Me: Watcha got there?
8: Lemonade.
Me: What kind?
8: Mike’s
Me: Nooooooo
You are more likely to die in a plain crash than a fancy crash
u know that video of lions hugging that man after seeing him for the first time in several years. that’s what the raccoons do whenever i visit the dumpster behind my college dorm
Lately I go to the restroom at the movies, but forget where I’m seated then return & just begin a new life in a new seat with a new family.

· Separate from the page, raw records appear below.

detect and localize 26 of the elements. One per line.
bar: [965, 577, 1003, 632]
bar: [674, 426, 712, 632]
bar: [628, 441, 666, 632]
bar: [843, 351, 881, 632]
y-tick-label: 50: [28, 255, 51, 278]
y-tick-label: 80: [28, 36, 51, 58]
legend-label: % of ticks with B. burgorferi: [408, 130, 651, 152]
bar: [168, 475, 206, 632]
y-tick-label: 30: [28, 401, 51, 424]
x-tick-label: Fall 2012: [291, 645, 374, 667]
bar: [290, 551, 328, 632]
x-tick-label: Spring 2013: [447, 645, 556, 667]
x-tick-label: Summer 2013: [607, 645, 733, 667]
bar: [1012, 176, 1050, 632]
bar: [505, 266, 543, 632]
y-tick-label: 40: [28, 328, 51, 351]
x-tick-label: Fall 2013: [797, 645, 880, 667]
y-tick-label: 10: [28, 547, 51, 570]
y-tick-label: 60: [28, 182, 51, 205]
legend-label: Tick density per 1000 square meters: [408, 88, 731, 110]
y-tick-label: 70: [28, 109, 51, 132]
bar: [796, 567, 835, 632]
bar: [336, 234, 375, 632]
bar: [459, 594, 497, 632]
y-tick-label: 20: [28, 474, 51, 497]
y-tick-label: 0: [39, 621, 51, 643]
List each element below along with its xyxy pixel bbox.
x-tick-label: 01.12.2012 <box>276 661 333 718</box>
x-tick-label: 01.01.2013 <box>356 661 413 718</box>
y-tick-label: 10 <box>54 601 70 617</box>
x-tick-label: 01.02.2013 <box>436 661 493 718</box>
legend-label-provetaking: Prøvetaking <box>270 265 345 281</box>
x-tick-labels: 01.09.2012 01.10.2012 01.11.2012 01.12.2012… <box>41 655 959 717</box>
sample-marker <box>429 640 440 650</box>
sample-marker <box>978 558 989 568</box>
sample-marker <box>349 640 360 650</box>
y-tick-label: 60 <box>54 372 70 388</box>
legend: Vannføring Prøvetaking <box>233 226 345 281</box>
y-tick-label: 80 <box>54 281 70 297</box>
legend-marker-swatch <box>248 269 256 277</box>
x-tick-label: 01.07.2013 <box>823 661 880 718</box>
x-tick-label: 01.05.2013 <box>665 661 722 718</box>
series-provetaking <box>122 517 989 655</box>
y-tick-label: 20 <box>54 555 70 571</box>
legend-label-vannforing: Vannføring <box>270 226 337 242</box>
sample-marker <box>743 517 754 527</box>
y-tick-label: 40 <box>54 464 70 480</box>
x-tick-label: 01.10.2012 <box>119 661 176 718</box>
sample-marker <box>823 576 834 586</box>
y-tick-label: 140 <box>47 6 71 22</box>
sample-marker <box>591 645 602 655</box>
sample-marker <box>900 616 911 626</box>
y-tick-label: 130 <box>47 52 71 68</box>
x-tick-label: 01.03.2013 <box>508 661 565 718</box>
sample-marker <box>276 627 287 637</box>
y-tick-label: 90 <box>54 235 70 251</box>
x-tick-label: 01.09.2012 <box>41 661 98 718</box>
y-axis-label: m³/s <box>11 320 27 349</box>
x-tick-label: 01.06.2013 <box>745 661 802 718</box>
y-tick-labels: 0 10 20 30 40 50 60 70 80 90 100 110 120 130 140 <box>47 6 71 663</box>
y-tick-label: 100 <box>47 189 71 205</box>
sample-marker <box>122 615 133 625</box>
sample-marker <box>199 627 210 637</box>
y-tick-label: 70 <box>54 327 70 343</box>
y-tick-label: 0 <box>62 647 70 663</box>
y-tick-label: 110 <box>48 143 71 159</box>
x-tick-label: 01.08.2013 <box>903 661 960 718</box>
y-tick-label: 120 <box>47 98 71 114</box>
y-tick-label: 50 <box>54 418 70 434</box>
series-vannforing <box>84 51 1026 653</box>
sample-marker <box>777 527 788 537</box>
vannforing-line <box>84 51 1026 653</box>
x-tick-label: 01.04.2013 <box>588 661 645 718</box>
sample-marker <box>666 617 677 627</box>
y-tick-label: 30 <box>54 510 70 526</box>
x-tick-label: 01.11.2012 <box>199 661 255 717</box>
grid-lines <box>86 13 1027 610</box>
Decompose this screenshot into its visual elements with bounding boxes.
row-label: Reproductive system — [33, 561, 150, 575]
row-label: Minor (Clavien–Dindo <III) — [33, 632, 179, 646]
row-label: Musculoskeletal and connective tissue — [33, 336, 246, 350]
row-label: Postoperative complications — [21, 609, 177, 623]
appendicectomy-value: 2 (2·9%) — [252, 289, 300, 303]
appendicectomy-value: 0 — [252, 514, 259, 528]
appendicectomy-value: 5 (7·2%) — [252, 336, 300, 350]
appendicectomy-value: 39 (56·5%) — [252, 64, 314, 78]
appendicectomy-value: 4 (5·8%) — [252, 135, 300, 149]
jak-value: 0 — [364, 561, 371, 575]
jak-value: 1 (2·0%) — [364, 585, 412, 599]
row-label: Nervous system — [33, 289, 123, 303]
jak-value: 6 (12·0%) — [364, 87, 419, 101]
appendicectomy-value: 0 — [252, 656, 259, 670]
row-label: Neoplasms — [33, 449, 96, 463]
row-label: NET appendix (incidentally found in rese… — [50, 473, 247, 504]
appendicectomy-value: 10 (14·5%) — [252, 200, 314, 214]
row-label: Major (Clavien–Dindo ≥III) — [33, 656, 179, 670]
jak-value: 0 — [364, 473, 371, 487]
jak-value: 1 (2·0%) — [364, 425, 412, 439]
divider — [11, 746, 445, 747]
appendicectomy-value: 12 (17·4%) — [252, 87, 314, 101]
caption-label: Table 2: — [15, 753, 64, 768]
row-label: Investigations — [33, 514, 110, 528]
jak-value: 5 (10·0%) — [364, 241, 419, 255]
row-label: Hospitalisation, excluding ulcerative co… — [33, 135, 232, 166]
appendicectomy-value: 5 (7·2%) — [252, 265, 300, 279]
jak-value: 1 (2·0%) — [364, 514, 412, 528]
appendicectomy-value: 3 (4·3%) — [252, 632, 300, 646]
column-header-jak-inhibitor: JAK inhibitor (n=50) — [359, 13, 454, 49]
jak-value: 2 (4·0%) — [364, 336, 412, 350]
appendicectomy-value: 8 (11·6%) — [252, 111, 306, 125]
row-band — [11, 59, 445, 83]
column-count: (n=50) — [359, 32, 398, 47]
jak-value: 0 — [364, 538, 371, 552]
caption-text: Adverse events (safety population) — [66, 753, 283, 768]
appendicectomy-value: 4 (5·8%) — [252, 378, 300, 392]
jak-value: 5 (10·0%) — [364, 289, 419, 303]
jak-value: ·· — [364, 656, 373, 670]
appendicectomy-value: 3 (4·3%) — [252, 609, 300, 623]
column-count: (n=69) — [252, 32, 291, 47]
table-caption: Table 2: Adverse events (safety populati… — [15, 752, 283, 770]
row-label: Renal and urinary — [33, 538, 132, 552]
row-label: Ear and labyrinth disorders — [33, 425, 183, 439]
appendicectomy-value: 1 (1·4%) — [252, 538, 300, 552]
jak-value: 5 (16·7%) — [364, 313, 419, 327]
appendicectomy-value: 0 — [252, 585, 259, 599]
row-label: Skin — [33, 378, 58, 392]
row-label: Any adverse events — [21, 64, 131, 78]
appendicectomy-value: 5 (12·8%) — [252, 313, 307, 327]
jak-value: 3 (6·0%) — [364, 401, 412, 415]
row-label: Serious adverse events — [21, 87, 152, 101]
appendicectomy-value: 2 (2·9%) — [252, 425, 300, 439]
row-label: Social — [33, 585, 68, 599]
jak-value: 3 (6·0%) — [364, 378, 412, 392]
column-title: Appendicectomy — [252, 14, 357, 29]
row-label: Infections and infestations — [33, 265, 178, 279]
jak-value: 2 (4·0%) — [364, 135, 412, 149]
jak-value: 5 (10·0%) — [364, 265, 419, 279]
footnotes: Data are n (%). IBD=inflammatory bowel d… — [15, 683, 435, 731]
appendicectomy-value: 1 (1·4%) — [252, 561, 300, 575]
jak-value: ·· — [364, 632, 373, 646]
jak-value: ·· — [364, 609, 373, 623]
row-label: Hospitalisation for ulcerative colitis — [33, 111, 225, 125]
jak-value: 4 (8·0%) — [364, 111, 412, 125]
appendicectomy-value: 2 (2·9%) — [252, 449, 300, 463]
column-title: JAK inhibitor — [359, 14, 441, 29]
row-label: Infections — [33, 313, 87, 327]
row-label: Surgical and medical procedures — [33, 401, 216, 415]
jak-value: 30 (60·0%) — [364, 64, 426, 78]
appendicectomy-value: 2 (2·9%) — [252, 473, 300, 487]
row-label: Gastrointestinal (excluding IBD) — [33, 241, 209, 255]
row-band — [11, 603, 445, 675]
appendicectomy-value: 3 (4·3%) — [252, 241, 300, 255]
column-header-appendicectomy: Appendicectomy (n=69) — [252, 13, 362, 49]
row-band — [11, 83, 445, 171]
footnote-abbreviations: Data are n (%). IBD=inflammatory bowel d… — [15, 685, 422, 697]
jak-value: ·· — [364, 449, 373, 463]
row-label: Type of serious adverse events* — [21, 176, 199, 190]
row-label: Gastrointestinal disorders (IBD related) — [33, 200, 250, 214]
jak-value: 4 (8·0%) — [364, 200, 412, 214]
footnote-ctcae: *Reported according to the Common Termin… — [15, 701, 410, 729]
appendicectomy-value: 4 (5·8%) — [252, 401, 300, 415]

Wife: this is why I don’t take you shopping
Me: [hiding in the middle of a department store clothes rack] try to find me
Apparently walking backwards reduces cellulite and bonus I bet muggers would avoid you.
I’m wearing black today so powdered sugar donuts seem like a solid choice.
Me: How was school today?
Child: Awful.
Me: Why?
Child: You can’t have a good day at school.
Me: What? Why not?
Child: Hey dad, how was work today?
Me: Oh ok I see what you’re saying.
People always say I make things sound sexual but I try not to pry them open and force my thick throbbing opinion down inside them.
Me: How old is your daughter?
Her: She’ll be 4 next week.
Me: *audible sigh
(Slowly, emphatically): OK. But I asked how old is she… NOW.
I like my women like I like my glasses: thick, transparent, and uneven
Whenever a tweet doesn’t do well initially I think “weird, every single person on the internet must be busy right now”
Warm pools make me nervous.
[Explaining nomenclature to my niece]
Well, you see, celebrities used up all the good names the year you were born, Fancy Feast.
*Pizza Hut job interview*
“Do you own a shitty car and smoke pot?”
No sir.
“You will.”
Our lovely neighbours politely mentioned our piano was very noisy. So we put it up for sale on the street what’s app group. Their other neighbours on the other side of their house have literally just bought it
Apparently they don’t want you sipping your beverage from a brown paper bag at work.
What do you mean hide under sturdy furniture during aftershocks, this is NYC, I have a tiny chair
Alcohol is like Lysol for feelings, it won’t kill all of them.
I think it’s time when we buy new clothes that we have the option to buy the body they’re being modelled in too.
What do you mean I overthink things (as I wonder if I hurt my dog’s feelings by liking cat videos on Instagram)?
Unless you have stellar reflexes, throwing a bouncy ball at your spouse during an argument is not the best choice.
Sorry, I’m in a hurry, lets talk while we walk… You go that way.
Where there’s a will there’s a way. You just have to be nice to your rich aunt
Hey, don’t blame me for all of the craziness in this world. I was raised by a green frog named Kermit, a diva pig named Ms. Piggy, and a brown bear named Fozzie who was totally wacka, wacka, wacka.